The example we’ll use is a user table with an added requirement to dynamically store one or more locations sorted by time. The map collection can be used to create an ordered pair of data where the key is a timestamp and the value is a location stored as text.

CREATE TABLE user_with_location (

      username text PRIMARY KEY,

      first_name text,

      last_name text,

      address1 text,

      city text,

      postal_code text,

      last_login timestamp,

      location_by_date map<timestamp,text>


First we insert the entire user record. Note: When inserting a collection, you will overwrite any of the previous values if the row key exists.

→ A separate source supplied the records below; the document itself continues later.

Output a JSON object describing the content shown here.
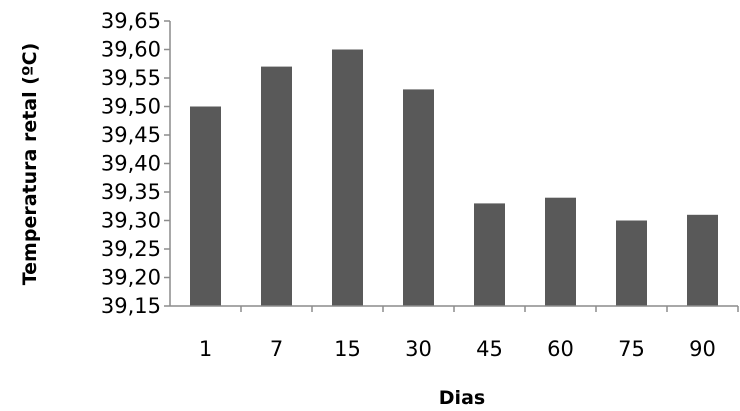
{
  "chart_data": {
    "type": "bar",
    "title": "",
    "xlabel": "Dias",
    "ylabel": "Temperatura retal (ºC)",
    "categories": [
      "1",
      "7",
      "15",
      "30",
      "45",
      "60",
      "75",
      "90"
    ],
    "values": [
      39.5,
      39.57,
      39.6,
      39.53,
      39.33,
      39.34,
      39.3,
      39.31
    ],
    "ylim": [
      39.15,
      39.65
    ],
    "y_ticks": [
      "39,15",
      "39,20",
      "39,25",
      "39,30",
      "39,35",
      "39,40",
      "39,45",
      "39,50",
      "39,55",
      "39,60",
      "39,65"
    ],
    "grid": false,
    "legend": "none",
    "bar_color": "#595959",
    "axis_color": "#8c8c8c"
  }
}
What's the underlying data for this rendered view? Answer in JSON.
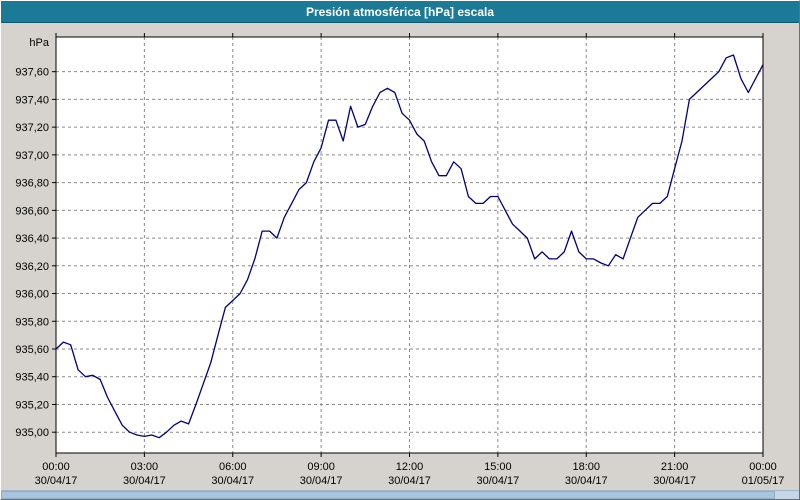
{
  "window": {
    "title": "Presión atmosférica [hPa] escala"
  },
  "colors": {
    "titlebar_bg": "#1b7a96",
    "titlebar_text": "#ffffff",
    "window_bg": "#d6d3ce",
    "plot_bg": "#ffffff",
    "grid": "#8a8a8a",
    "line": "#000080",
    "border": "#000000"
  },
  "chart_data": {
    "type": "line",
    "title": "Presión atmosférica [hPa] escala",
    "ylabel": "hPa",
    "xlabel": "",
    "grid": true,
    "legend": "none",
    "ylim": [
      934.85,
      937.85
    ],
    "y_ticks": [
      935.0,
      935.2,
      935.4,
      935.6,
      935.8,
      936.0,
      936.2,
      936.4,
      936.6,
      936.8,
      937.0,
      937.2,
      937.4,
      937.6
    ],
    "x_range_hours": [
      0,
      24
    ],
    "x_ticks": [
      {
        "time": "00:00",
        "date": "30/04/17",
        "hour": 0
      },
      {
        "time": "03:00",
        "date": "30/04/17",
        "hour": 3
      },
      {
        "time": "06:00",
        "date": "30/04/17",
        "hour": 6
      },
      {
        "time": "09:00",
        "date": "30/04/17",
        "hour": 9
      },
      {
        "time": "12:00",
        "date": "30/04/17",
        "hour": 12
      },
      {
        "time": "15:00",
        "date": "30/04/17",
        "hour": 15
      },
      {
        "time": "18:00",
        "date": "30/04/17",
        "hour": 18
      },
      {
        "time": "21:00",
        "date": "30/04/17",
        "hour": 21
      },
      {
        "time": "00:00",
        "date": "01/05/17",
        "hour": 24
      }
    ],
    "series": [
      {
        "name": "Presión atmosférica",
        "x_hours": [
          0,
          0.25,
          0.5,
          0.75,
          1,
          1.25,
          1.5,
          1.75,
          2,
          2.25,
          2.5,
          2.75,
          3,
          3.25,
          3.5,
          3.75,
          4,
          4.25,
          4.5,
          4.75,
          5,
          5.25,
          5.5,
          5.75,
          6,
          6.25,
          6.5,
          6.75,
          7,
          7.25,
          7.5,
          7.75,
          8,
          8.25,
          8.5,
          8.75,
          9,
          9.25,
          9.5,
          9.75,
          10,
          10.25,
          10.5,
          10.75,
          11,
          11.25,
          11.5,
          11.75,
          12,
          12.25,
          12.5,
          12.75,
          13,
          13.25,
          13.5,
          13.75,
          14,
          14.25,
          14.5,
          14.75,
          15,
          15.25,
          15.5,
          15.75,
          16,
          16.25,
          16.5,
          16.75,
          17,
          17.25,
          17.5,
          17.75,
          18,
          18.25,
          18.5,
          18.75,
          19,
          19.25,
          19.5,
          19.75,
          20,
          20.25,
          20.5,
          20.75,
          21,
          21.25,
          21.5,
          21.75,
          22,
          22.25,
          22.5,
          22.75,
          23,
          23.25,
          23.5,
          23.75,
          24
        ],
        "values": [
          935.6,
          935.65,
          935.63,
          935.45,
          935.4,
          935.41,
          935.38,
          935.25,
          935.15,
          935.05,
          935.0,
          934.98,
          934.97,
          934.98,
          934.96,
          935.0,
          935.05,
          935.08,
          935.06,
          935.2,
          935.35,
          935.5,
          935.7,
          935.9,
          935.95,
          936.0,
          936.1,
          936.25,
          936.45,
          936.45,
          936.4,
          936.55,
          936.65,
          936.75,
          936.8,
          936.95,
          937.05,
          937.25,
          937.25,
          937.1,
          937.35,
          937.2,
          937.22,
          937.35,
          937.45,
          937.48,
          937.45,
          937.3,
          937.25,
          937.15,
          937.1,
          936.95,
          936.85,
          936.85,
          936.95,
          936.9,
          936.7,
          936.65,
          936.65,
          936.7,
          936.7,
          936.6,
          936.5,
          936.45,
          936.4,
          936.25,
          936.3,
          936.25,
          936.25,
          936.3,
          936.45,
          936.3,
          936.25,
          936.25,
          936.22,
          936.2,
          936.28,
          936.25,
          936.4,
          936.55,
          936.6,
          936.65,
          936.65,
          936.7,
          936.9,
          937.1,
          937.4,
          937.45,
          937.5,
          937.55,
          937.6,
          937.7,
          937.72,
          937.55,
          937.45,
          937.55,
          937.65
        ]
      }
    ]
  }
}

INSERT INTO user_with_location 


VALUES (‘cstar’,’Cassandra’,’Database’,’123 Main St’,’San Mateo’,’11111′,’2013-4-4′,{ ‘2013-4-4’ : ‘San Francisco’});

Then we add a couple of locations for this user. This will be an update so not overwrite the previous location data in the collection. If you use the same map key as a previous data point, you will overwrite just that map value.

UPDATE user_with_location SET location_by_date[‘2013-4-5’] = ‘San Diego’

WHERE username = ‘cstar’;

UPDATE user_with_location SET location_by_date[‘2013-4-2’] = ‘Santa Rosa’

WHERE username = ‘cstar’;

When we select the row of data for the user ‘cstar‘, the result set will contain the entire map of locations. Collections have to be returned completely, so keep that in mind as you design your model. Too much in one collection could cause a lot of data to be returned.

SELECT first_name, last_name, location_by_date

FROM user_with_location

WHERE username = ‘cstar’;


 first_name | last_name | location_by_date


  Cassandra |  Database | {2013-04-02 00:00:00-0700: Santa Rosa,

                           2013-04-04 00:00:00-0700: San Francisco,

                           2013-04-05 00:00:00-0700: San Diego}

You might also notice that the data in the first element of the map is sorted. This is a feature of the map to sort by the type of the key.


As you can see, creating user based schema can be simple and with some of the CQL features shown, powerful in creating wide row data sets. Cassandra has had the reputation of only fitting large dynamic data sets, but with CQL you can create fixed schema and strong validation typing. There are many other patterns for user profile management. These three should get you started on your user centered data model.